Jordan Casteel

In 2014, Jordan Casteel graduated from Yale with an MFA and had her first solo exhibition, Visible Man, at Sargent’s Daughters in New York (August 13–September 14, 2014). The show consisted of larger-than-life portraits of young, fit Black men, all unclothed, in a domestic interior, surrounded by banal objects (tea kettle, photographs, disco ball, blankets, books), looking intently at the viewer. Using green, turquoise, or earth red to paint some of her subjects, Casteel’s paintings infused the documentarian nature of her work (based on her photographs) with an imaginative challenge regarding the visibility and invisibility of Black men in the United States. In that well-received exhibition, Casteel established herself as a realist documentarian of Black lives, who used a camera initially to define her subject matter. However, in contrast to artists who rely on a camera, she is too in love with paint and what it could do to be called a photorealist. That, and her willingness to break free from the photograph’s naturalistic color palette and use blue as a skin color, underscored her refusal to play it safe. Nor did she stay with that subject, as she quickly expanded her project to paint the inhabitants of a particular neighborhood (Harlem), which shares something with Martin Wong’s paintings of New York’s and San Francisco’s Chinatown storefronts and the inhabitants of Manhattan’s Lower East Side Latino community. 

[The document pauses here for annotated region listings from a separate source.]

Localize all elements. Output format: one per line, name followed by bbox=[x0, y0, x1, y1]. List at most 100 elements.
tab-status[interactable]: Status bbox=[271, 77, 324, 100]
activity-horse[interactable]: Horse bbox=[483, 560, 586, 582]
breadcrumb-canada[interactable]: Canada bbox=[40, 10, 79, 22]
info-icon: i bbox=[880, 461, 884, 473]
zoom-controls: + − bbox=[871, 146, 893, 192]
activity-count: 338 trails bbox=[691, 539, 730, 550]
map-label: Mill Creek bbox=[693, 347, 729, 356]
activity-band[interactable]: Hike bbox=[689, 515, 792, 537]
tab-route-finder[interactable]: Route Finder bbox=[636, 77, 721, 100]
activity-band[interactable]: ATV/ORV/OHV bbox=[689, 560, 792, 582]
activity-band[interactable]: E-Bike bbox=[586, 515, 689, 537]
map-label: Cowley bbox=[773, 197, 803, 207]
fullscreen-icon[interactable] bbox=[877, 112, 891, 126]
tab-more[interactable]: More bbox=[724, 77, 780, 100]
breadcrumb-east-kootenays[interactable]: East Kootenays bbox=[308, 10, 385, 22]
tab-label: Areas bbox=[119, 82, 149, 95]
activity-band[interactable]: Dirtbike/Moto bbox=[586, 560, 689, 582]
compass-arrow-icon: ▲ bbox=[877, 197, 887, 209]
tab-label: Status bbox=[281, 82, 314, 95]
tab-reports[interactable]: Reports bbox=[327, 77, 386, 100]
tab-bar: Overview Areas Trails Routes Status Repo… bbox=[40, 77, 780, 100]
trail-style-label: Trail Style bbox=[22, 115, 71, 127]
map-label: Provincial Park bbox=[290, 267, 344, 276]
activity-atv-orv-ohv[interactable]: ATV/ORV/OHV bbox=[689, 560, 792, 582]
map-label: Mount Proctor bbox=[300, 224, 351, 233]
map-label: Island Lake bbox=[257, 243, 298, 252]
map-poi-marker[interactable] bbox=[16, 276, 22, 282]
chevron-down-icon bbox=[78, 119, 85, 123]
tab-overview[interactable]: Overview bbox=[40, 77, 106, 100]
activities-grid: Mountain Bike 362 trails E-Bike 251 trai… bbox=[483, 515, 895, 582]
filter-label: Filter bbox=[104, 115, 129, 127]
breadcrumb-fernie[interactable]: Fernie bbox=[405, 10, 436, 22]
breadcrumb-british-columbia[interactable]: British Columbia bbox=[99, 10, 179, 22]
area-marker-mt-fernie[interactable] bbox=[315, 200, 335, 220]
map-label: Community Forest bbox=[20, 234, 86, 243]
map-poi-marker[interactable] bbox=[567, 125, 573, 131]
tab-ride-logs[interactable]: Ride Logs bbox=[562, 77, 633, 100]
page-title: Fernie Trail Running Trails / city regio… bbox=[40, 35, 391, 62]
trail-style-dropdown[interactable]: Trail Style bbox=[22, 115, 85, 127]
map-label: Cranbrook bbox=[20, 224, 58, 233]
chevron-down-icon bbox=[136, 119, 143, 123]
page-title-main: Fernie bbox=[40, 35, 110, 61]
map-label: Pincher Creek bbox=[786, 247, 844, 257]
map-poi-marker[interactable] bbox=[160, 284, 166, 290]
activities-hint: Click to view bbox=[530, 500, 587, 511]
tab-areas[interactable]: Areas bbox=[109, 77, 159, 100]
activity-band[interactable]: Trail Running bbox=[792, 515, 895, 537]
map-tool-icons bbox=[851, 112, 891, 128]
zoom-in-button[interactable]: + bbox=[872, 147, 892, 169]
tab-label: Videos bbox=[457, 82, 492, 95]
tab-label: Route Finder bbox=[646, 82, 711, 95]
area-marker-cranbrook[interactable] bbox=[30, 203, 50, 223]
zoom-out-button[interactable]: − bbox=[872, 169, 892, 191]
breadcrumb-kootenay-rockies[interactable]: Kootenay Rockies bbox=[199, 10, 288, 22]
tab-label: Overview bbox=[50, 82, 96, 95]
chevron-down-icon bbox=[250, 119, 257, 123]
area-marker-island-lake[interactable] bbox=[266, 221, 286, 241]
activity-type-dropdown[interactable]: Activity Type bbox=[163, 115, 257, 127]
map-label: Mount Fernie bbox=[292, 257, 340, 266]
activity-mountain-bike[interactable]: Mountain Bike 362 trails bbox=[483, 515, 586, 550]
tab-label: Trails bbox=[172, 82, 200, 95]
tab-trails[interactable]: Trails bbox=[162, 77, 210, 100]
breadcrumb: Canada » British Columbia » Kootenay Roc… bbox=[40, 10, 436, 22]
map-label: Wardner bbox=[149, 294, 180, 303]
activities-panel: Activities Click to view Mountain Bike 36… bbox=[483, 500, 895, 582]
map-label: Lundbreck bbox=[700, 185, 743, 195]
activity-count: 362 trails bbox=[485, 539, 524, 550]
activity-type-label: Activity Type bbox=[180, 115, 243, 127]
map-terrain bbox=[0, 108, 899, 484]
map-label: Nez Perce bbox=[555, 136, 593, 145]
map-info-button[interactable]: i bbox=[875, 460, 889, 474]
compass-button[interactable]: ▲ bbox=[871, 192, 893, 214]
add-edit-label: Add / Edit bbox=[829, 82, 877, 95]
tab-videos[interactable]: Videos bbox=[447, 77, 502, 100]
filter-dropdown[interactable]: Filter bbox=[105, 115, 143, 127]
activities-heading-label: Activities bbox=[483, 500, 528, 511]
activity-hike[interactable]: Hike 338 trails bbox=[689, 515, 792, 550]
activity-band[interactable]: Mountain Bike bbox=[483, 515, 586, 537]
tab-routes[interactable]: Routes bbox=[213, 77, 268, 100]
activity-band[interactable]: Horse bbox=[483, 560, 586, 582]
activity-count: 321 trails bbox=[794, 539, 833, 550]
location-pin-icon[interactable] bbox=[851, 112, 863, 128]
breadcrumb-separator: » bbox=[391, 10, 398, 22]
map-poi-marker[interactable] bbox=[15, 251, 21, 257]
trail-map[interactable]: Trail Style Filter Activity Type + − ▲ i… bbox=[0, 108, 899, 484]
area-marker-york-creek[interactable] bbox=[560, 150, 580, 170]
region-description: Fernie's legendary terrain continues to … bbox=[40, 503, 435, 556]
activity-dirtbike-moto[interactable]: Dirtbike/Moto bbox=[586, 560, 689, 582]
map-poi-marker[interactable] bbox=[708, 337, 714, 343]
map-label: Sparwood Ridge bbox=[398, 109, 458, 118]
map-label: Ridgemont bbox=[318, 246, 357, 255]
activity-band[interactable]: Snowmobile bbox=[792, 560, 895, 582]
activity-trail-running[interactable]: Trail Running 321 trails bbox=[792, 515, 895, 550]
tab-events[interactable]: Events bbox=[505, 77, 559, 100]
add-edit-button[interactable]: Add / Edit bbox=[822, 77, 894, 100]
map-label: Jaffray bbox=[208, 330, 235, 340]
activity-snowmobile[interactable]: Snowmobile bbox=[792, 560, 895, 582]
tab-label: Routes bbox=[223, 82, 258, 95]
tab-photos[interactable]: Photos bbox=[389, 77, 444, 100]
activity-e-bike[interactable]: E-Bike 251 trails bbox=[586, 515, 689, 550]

A lot has happened to Casteel, and in her art, since that first, eye-opening exhibition. Her work has been the subject of two museum exhibitions, Jordan Casteel: Returning the Gaze at the Denver Art Museum (February 2–August 18, 2019), curated by Rebecca Hart, and Jordan Casteel: Within Reach at the New Museum (February 19, 2020–January 3, 2021), curated by Massimiliano Giono. Together, these comprehensive surveys showcased Casteel’s recurring subjects, based on photographs she takes of friends and family, cropped views of people looking at their cellphones, mothers or fathers with their children on public transportation, people selling their wares or sitting outside on the sidewalks of Harlem, pairs of women and men, store owners, and her students at Rutgers-Newark.